This is the first year that NIWeek has taken place in late May instead of its normal early August time slot and switches permanently to this part of the calendar. NIWeek 2017 kicked off with new CEO Alex Davern paying tribute to Dr. T with a standing ovation from the audience. Eric Starkloff, EVP of Global Sales and Marketing, outlined how the industry is moving very quickly with 5G, autonomous cars and commercialization of space. As 5G schedules get pulled in, researchers and companies need to proto-type quickly and NI has been equipping many of them with their platform. An example is the 28 GHz channel sounder, aka the porcupine, which is allowing AT&T to measure all directions in real time which previously was not practical. Also in this area, they announced new 28 GHz radio heads for the mmWave transceiver system. They transmit and/or receive up to 2 GHz of bandwidth in real time.
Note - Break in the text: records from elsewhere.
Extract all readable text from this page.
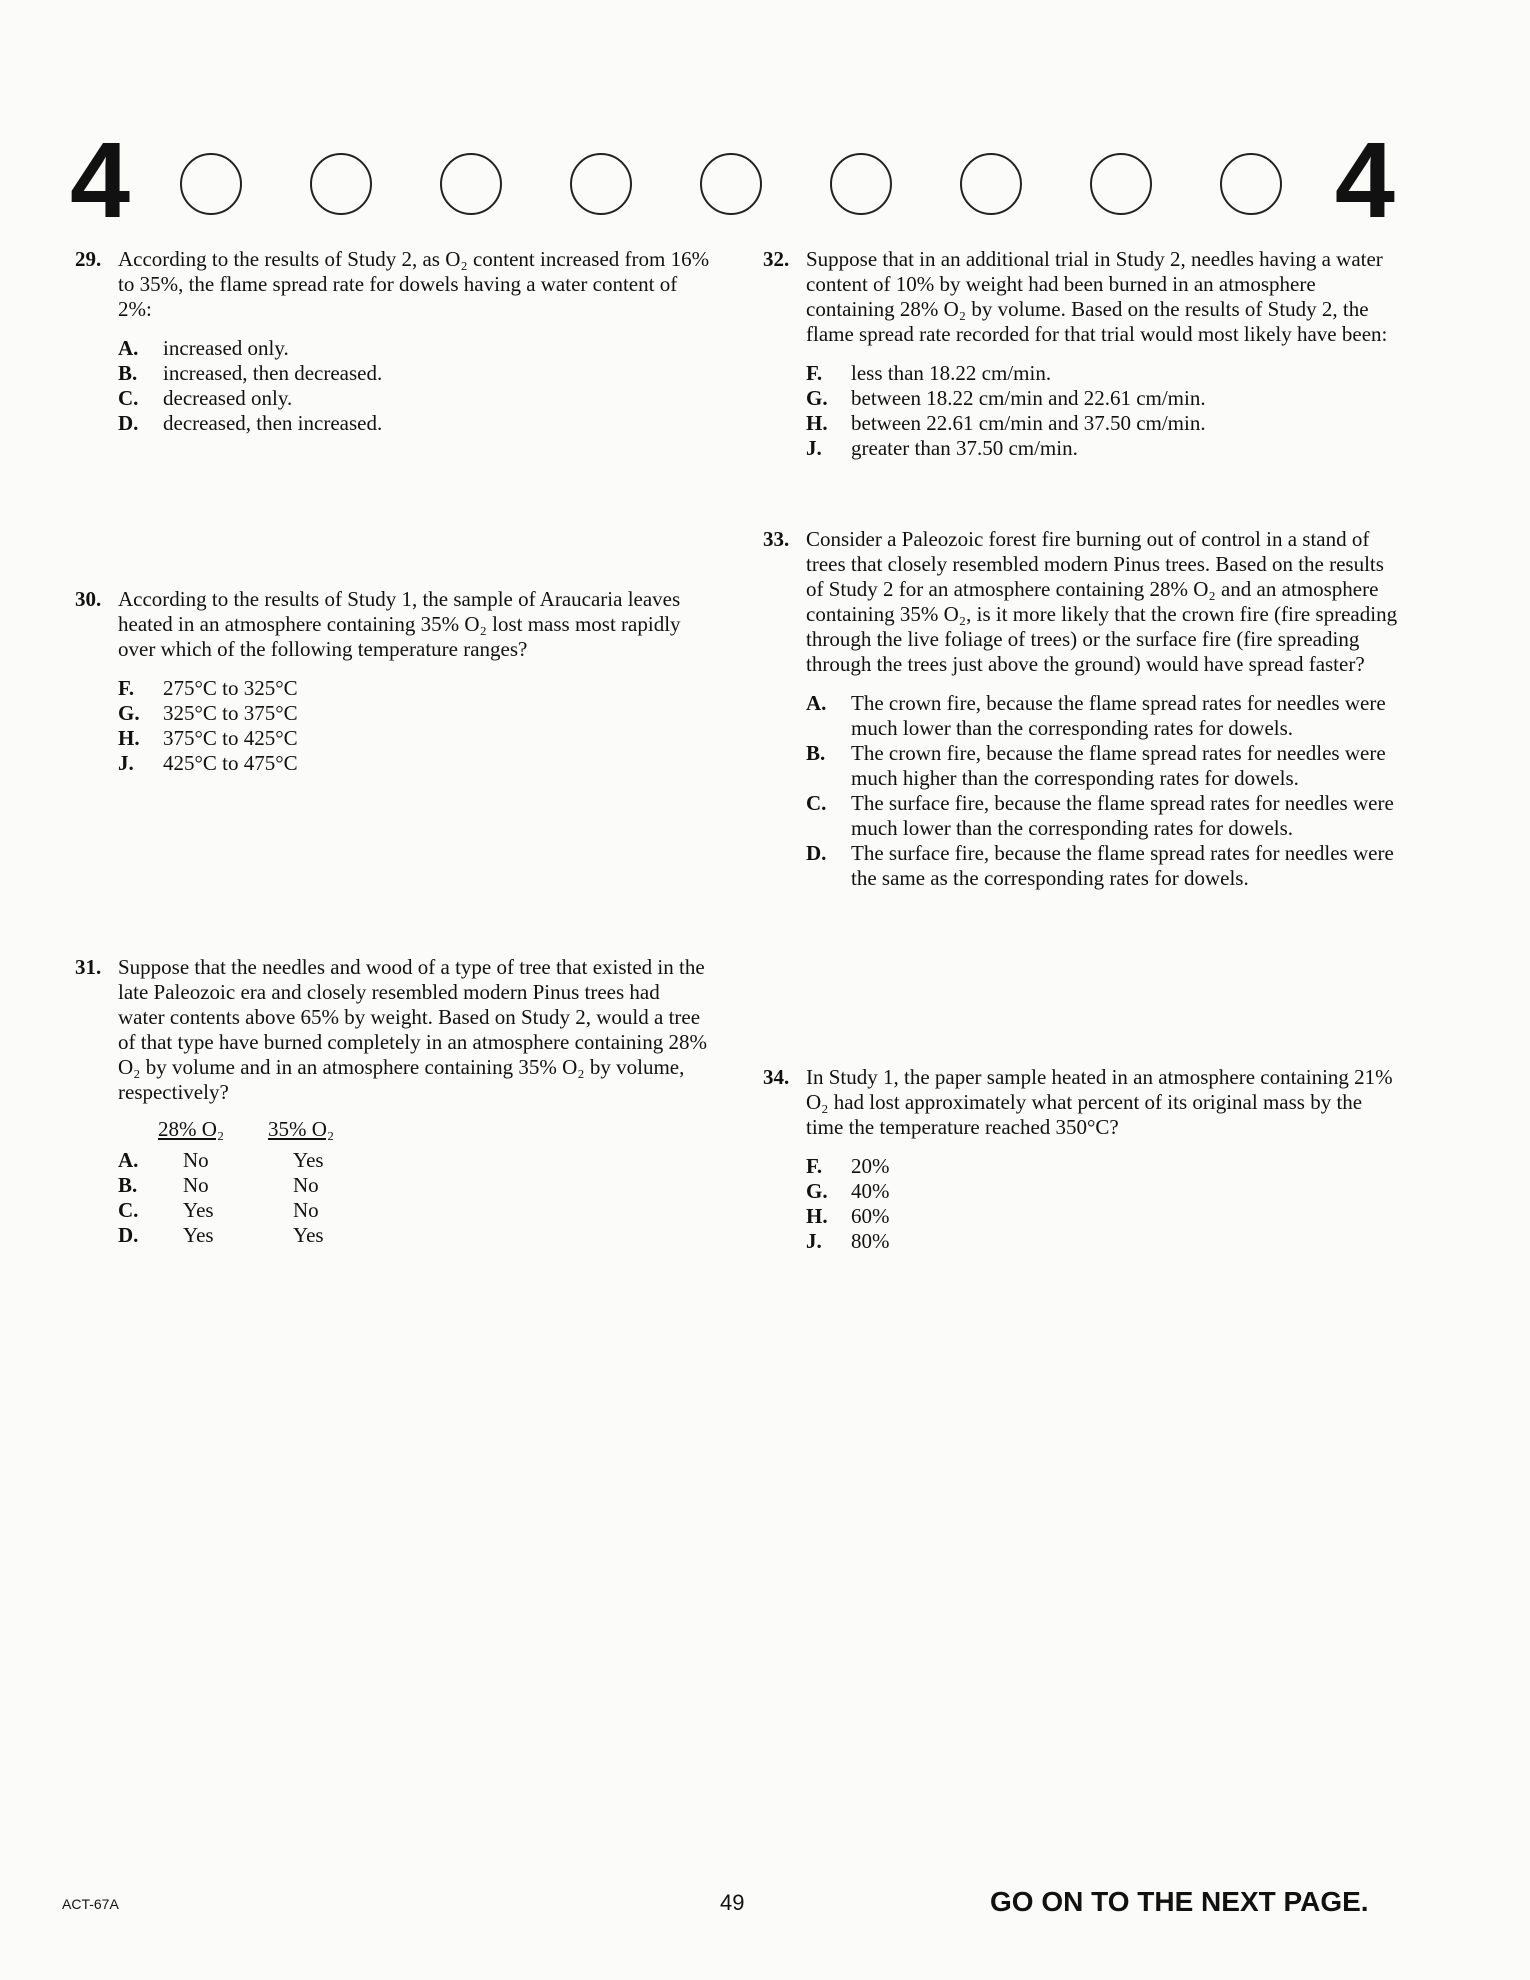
4	4
29. According to the results of Study 2, as O₂ content increased from 16% to 35%, the flame spread rate for dowels having a water content of 2%:
A.	increased only.
B.	increased, then decreased.
C.	decreased only.
D.	decreased, then increased.
30. According to the results of Study 1, the sample of Araucaria leaves heated in an atmosphere containing 35% O₂ lost mass most rapidly over which of the following temperature ranges?
F.	275°C to 325°C
G.	325°C to 375°C
H.	375°C to 425°C
J.	425°C to 475°C
31. Suppose that the needles and wood of a type of tree that existed in the late Paleozoic era and closely resembled modern Pinus trees had water contents above 65% by weight. Based on Study 2, would a tree of that type have burned completely in an atmosphere containing 28% O₂ by volume and in an atmosphere containing 35% O₂ by volume, respectively?
28% O₂	35% O₂
A.	No	Yes
B.	No	No
C.	Yes	No
D.	Yes	Yes
32. Suppose that in an additional trial in Study 2, needles having a water content of 10% by weight had been burned in an atmosphere containing 28% O₂ by volume. Based on the results of Study 2, the flame spread rate recorded for that trial would most likely have been:
F.	less than 18.22 cm/min.
G.	between 18.22 cm/min and 22.61 cm/min.
H.	between 22.61 cm/min and 37.50 cm/min.
J.	greater than 37.50 cm/min.
33. Consider a Paleozoic forest fire burning out of control in a stand of trees that closely resembled modern Pinus trees. Based on the results of Study 2 for an atmosphere containing 28% O₂ and an atmosphere containing 35% O₂, is it more likely that the crown fire (fire spreading through the live foliage of trees) or the surface fire (fire spreading through the trees just above the ground) would have spread faster?
A.	The crown fire, because the flame spread rates for needles were much lower than the corresponding rates for dowels.
B.	The crown fire, because the flame spread rates for needles were much higher than the corresponding rates for dowels.
C.	The surface fire, because the flame spread rates for needles were much lower than the corresponding rates for dowels.
D.	The surface fire, because the flame spread rates for needles were the same as the corresponding rates for dowels.
34. In Study 1, the paper sample heated in an atmosphere containing 21% O₂ had lost approximately what percent of its original mass by the time the temperature reached 350°C?
F.	20%
G.	40%
H.	60%
J.	80%
ACT-67A	49	GO ON TO THE NEXT PAGE.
DARPA took the stage to discuss their spectral co-existence program, The Spectrum Collaboration Challenge (SC2). The SC2 challenges teams to develop wireless devices will have full access to the increasingly crowded electromagnetic spectrum by finding new spectrum access strategies and develop a new wireless paradigm in which radio networks will autonomously collaborate and reason about how to share the RF spectrum, avoid interference, and jointly exploit opportunities to achieve the most efficient use of the available spectrum. DARPA has selected 30 teams for Phase 1 of a $3.75 million competition to kick it off later this year. Teams will battle in the “Coliseum,” a next-generation electronic emulator of the invisible electromagnetic world with impressive attributes: 65,536 channel interactions, 25.6 GHz of instantaneous bandwidth, 52.43 TB/s of digital RF data and 1.88 TB of scenario model data. Could this be the beginning of 6G goals?
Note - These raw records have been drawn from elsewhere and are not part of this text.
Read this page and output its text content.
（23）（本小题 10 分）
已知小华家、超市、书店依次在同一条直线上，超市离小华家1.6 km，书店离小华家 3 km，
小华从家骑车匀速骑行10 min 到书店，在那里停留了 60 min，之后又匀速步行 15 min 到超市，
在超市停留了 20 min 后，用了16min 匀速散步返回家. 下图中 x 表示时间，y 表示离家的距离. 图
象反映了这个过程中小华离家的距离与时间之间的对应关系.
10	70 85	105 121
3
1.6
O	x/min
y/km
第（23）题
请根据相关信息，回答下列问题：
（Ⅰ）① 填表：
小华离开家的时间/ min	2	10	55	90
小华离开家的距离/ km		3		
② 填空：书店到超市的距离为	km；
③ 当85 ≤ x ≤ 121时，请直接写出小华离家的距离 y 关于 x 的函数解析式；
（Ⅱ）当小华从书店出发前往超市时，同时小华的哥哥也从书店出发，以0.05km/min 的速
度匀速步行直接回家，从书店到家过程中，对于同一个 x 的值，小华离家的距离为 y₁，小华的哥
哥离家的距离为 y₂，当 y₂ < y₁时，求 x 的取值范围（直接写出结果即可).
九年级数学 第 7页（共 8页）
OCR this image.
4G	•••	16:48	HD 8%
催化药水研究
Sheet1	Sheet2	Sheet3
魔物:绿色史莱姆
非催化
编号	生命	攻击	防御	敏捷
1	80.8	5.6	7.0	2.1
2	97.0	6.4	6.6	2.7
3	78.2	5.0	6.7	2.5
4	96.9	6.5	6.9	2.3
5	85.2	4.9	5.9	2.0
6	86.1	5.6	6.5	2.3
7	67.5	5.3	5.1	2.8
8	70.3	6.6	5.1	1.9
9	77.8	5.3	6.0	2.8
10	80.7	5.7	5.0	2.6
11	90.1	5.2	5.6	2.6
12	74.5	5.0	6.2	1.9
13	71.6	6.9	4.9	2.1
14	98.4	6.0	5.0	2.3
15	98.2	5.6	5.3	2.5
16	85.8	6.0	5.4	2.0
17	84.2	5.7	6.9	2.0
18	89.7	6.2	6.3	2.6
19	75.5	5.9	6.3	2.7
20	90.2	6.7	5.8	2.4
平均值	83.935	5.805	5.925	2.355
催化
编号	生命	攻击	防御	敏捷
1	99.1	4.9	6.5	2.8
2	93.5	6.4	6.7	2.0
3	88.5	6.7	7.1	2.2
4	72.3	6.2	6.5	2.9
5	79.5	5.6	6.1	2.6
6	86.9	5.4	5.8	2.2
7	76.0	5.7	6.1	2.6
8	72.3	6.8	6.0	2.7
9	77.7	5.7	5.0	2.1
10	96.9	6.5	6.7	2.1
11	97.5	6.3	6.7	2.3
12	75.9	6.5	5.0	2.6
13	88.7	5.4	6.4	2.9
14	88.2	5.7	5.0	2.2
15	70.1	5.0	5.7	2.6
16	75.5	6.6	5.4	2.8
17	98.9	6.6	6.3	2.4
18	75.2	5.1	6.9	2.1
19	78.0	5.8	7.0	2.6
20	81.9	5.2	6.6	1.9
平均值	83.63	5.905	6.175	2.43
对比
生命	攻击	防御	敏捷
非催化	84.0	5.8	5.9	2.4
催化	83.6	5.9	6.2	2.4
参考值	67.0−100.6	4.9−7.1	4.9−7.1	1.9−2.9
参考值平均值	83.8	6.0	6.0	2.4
Luke Schreier, Director of Product Management and Marketing, announced NI DAXmx support for Python, Nanovoltmeter (32 channels, 18-28 bit, 2 MS/s) plus PXI AWG, oscilloscope, remote controller and rubidium clock source & pulse pattern generator. There was also a major addition with the NI ATE core configurations announced. NI now offers custom ATE configurations that include core mechanical, power and safety infrastructure for ATE with partners to complete the needed features not supplied by NI.
NI announced the integration of Time Sensitive Networking (TSN) Into the CompactDAQ Platform with new 4- and 8-slot Ethernet chassis that deliver time-based synchronization over Ethernet to the CompactDAQ platform for distributed measurement and test systems. These achieve sub-microsecond synchronized timing over standard Ethernet.
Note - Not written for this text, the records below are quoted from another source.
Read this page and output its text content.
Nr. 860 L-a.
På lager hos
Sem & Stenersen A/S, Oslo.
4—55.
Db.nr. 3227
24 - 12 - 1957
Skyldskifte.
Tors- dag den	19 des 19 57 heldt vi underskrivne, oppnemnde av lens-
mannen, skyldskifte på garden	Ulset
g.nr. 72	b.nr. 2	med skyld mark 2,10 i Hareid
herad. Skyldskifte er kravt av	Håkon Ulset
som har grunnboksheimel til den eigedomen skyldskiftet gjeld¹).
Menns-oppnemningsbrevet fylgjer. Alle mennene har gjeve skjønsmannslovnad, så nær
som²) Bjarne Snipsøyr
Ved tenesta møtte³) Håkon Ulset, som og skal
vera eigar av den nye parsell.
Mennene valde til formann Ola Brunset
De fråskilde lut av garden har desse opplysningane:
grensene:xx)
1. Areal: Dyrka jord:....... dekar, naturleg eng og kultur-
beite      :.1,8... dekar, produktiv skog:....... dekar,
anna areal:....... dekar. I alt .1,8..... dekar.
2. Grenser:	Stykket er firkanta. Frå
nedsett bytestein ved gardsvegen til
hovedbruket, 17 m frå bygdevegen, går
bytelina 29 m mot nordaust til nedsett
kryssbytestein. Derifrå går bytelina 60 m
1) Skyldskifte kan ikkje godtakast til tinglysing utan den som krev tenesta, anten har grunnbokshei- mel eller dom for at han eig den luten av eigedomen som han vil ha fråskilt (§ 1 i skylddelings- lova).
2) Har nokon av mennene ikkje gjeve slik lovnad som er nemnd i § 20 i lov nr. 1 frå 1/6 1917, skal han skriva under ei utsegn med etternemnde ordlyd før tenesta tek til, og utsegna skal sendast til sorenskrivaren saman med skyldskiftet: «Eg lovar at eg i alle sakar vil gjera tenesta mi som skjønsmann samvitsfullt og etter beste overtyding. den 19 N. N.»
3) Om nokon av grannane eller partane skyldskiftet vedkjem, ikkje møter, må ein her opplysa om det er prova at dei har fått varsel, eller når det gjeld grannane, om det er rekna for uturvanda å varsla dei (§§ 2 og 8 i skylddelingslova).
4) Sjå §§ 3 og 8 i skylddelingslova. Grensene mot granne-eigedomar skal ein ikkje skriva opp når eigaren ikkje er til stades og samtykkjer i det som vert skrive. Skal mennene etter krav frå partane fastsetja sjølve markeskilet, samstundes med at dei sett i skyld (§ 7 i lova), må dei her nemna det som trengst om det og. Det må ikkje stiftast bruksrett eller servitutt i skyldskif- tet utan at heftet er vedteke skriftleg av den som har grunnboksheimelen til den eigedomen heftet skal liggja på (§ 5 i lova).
While LabView 2017 was released with new features, it was the next generation of the platform, LabVIEW NXG 1.0, which was the star of the event. Built on modern day code, the new platform is available with LabVIEW 2017 at the same price and offers the next generation of LabVIEW engineering system design software. LabVIEW NXG bridges the gap between configuration-based software and custom programming languages with a new approach to measurement automation. “Thirty years ago, we released the original version of LabVIEW, designed to help engineers automate their measurement systems without having to learn the esoterica of traditional programming languages. LabVIEW was the ‘nonprogramming’ way to automate a measurement system,” said Jeff Kodosky, NI cofounder and business and technology fellow, known as the ‘Father of LabVIEW.’ “For a long time we focused on making additional things possible with LabVIEW, rather than furthering the goal of helping engineers automate measurements quickly and easily. Now we are squarely addressing this with the introduction of LabVIEW NXG, which we designed from the ground up to embrace a streamlined workflow. Common applications can use a simple configuration-based approach, while more complex applications can use the full open-ended graphical programming capability of the LabVIEW language, G.”